There’s a great article by Joseph Esposito in the current issue of the Journal of Electronic Publishing, “Open Access 2.0: Access to Scholarly Publications Moves to a New Phase” (found via the always informative Scholarly Kitchen blog). This article is required reading for anyone interested in the future of science publication, as it takes a hard look at the economic models available. Esposito argues that the problem with many of the current open access offerings is that they’re trying to replicate what’s already offered by established journals, rather than playing to the real strengths of open access, and that there’s certainly room in the market for many different types of offerings.

—article continues—

A few points that particularly resonate:

1) Attention is the scarce commodity we’re all struggling with now:

“A service that winnows through the huge outpouring of information and says (with authority), Pay attention to this; pay less attention to that; and as for that other thing, ignore it entirely—such a service is well worth paying for. The name of that service is publishing.”

2) In choosing your business model, you must know who your customer really is:

“…publishing is a service for readers, open access a service for authors. They both work best when the beneficiaries of the services pay for the benefits they receive…There is a paradox here: for open-access activity to be economically sustainable, the customer to be satisfied is the author, not the readers who receive the content at no cost to themselves.”

3) Libraries that serve as repositories for papers may be facing an economic crisis:

“Many of the current open-access services have not yet figured out their economics. Academic libraries, for example, in providing open-access repository services for faculty, often fail to charge either the individual researcher or the researcher’s department for the service, unlike the print shop in our example above. Instead, the service is provided free of charge by the library, though obviously the cost becomes part of the library’s (growing) overhead. Such services fall into the trap of thinking they can operate without capital.”

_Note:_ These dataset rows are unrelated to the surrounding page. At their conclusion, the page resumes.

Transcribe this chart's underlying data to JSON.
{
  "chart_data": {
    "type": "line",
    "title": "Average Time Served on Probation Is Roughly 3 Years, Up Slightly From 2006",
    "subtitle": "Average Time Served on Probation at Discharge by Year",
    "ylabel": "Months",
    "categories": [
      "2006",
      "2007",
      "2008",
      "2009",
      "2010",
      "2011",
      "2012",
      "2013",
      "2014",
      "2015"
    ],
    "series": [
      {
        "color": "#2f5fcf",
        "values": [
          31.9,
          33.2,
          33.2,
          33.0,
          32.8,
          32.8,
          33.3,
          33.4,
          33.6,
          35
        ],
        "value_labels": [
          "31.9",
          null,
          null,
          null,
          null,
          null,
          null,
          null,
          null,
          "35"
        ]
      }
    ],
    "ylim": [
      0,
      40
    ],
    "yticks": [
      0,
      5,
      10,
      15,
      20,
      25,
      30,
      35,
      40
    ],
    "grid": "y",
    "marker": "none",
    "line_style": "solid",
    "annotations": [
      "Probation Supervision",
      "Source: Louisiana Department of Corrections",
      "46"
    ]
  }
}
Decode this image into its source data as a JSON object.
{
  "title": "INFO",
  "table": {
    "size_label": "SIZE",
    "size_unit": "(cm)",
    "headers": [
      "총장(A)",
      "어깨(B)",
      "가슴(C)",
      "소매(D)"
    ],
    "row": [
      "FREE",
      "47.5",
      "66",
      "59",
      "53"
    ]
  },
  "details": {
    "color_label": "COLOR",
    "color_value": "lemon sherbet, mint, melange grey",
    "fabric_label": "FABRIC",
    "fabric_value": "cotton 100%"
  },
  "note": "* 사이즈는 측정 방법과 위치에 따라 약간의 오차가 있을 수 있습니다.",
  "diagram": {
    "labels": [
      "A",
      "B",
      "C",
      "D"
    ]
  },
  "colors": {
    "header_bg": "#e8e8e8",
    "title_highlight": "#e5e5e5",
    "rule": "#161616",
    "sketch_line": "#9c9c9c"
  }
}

4) He suggest the future of the PLOS journals lies in limiting their editorial overhead:

“It is interesting to speculate whether PLoS will eventually take the next step: stop reviewing papers prior to publication, but provide robust software tools to encourage comments on already published documents—post-publication peer review. “

Interesting stuff, I’m sure many will disagree with his conclusions, but it’s nice to see someone talking hard numbers and economics, rather than focusing solely on the idealism that drives much of the open access movement.